Sampling from a number of prisoners Mith Samlanh worked with in 2019 and 2020 shows that 87 percent of them did not attend secondary school, 13 percent of them were illiterate and the majority of them had no hard skills. 

Pisith Horn, coordinator of the program Building Futures at Mith Samlanh, notes that recent years have brought about many positive developments relating to providing former prisoners with vocational training, education and skills for reintegration.  

“Many [former] prisoners claim they migrated for work in other provinces or countries, or were involved in training programs, and therefore they may not face severe discrimination,” Horn said, when asked of the issues ex-offenders face on the outside.

Despite this, Horn noted that prison does inevitably leave an impact on many Cambodians. Emotional disorders develop out of the traumatic neglect and this, he said, can lead to violence and aggression, which creates a vicious cycle of recidivism. This correlates with the findings of Amnesty International’s report to the effect that time in prison can have severe, long-term impacts on the well-being and prospects of those who are jailed. 

“Based on Mith Samlanh’s experiences with ex-offenders, mainly those who were imprisoned for drug-related crimes, about 10 percent of them go back to prison for a second or even third time,” he said.

When Bopha finally stood trial, more than eight months following her arrest, she said she didn’t understand the procedures or what was happening to her and her child.

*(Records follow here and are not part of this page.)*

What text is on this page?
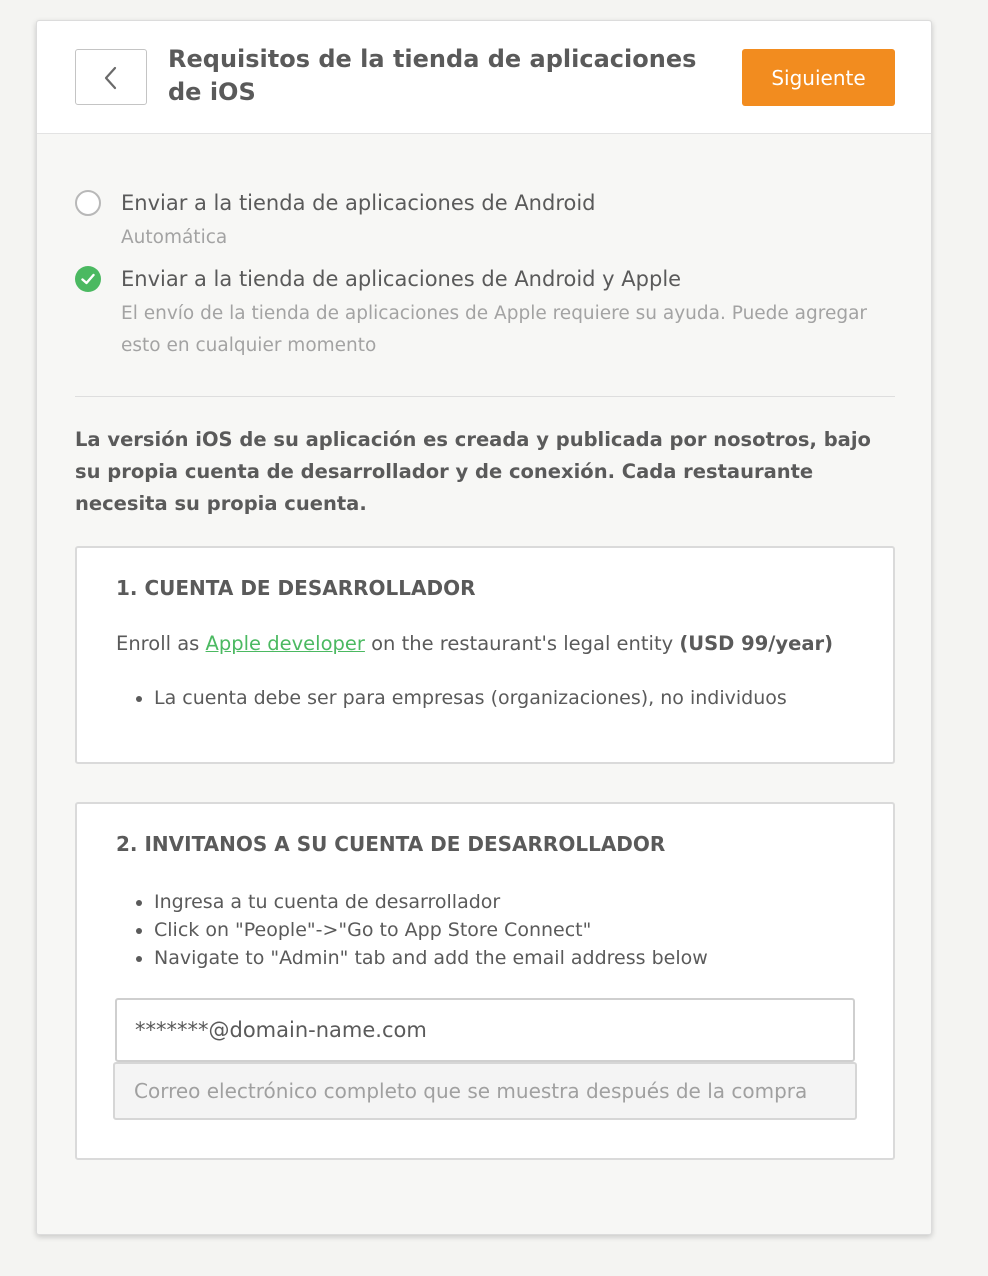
Requisitos de la tienda de aplicaciones de iOS
Siguiente
Enviar a la tienda de aplicaciones de Android
Automática
Enviar a la tienda de aplicaciones de Android y Apple
El envío de la tienda de aplicaciones de Apple requiere su ayuda. Puede agregar esto en cualquier momento
La versión iOS de su aplicación es creada y publicada por nosotros, bajo su propia cuenta de desarrollador y de conexión. Cada restaurante necesita su propia cuenta.
1. CUENTA DE DESARROLLADOR
Enroll as Apple developer on the restaurant's legal entity (USD 99/year)
• La cuenta debe ser para empresas (organizaciones), no individuos
2. INVITANOS A SU CUENTA DE DESARROLLADOR
• Ingresa a tu cuenta de desarrollador
• Click on "People"->"Go to App Store Connect"
• Navigate to "Admin" tab and add the email address below
*******@domain-name.com
Correo electrónico completo que se muestra después de la compra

“When they called my name in court, I felt happy and afraid at the same time because I didn’t know how many years I would stay in prison,” she said, adding that it was through the persistence and support from an NGO that she was able to find legal counsel once imprisoned. 

“Then they said I would only serve nine months total and I just broke down in tears: I was so happy,” Bopha recalled. 

“When I finally got out of prison, I promised myself to be a good citizen and not to do bad things,” she said. “On that day, when the NGO came to find me, I was able to leave with them. 

“But things are very difficult since I left: I have nothing now,” she sighed.

Bopha now lives with her family in her home province. But the financial problems that plagued her before her incarceration have not gone away and she is worried about how the community feels about her. She does not know what she will do but remains cautiously optimistic.

“I am happy now, though I live in a very small house,” she said. “[P]eople encourage me, so I have more confidence and hope to work and earn money. I want to live happily with my family and I don’t want money: just my family’s happiness.

“Money, we can have later, but happiness is more important,” Bopha added.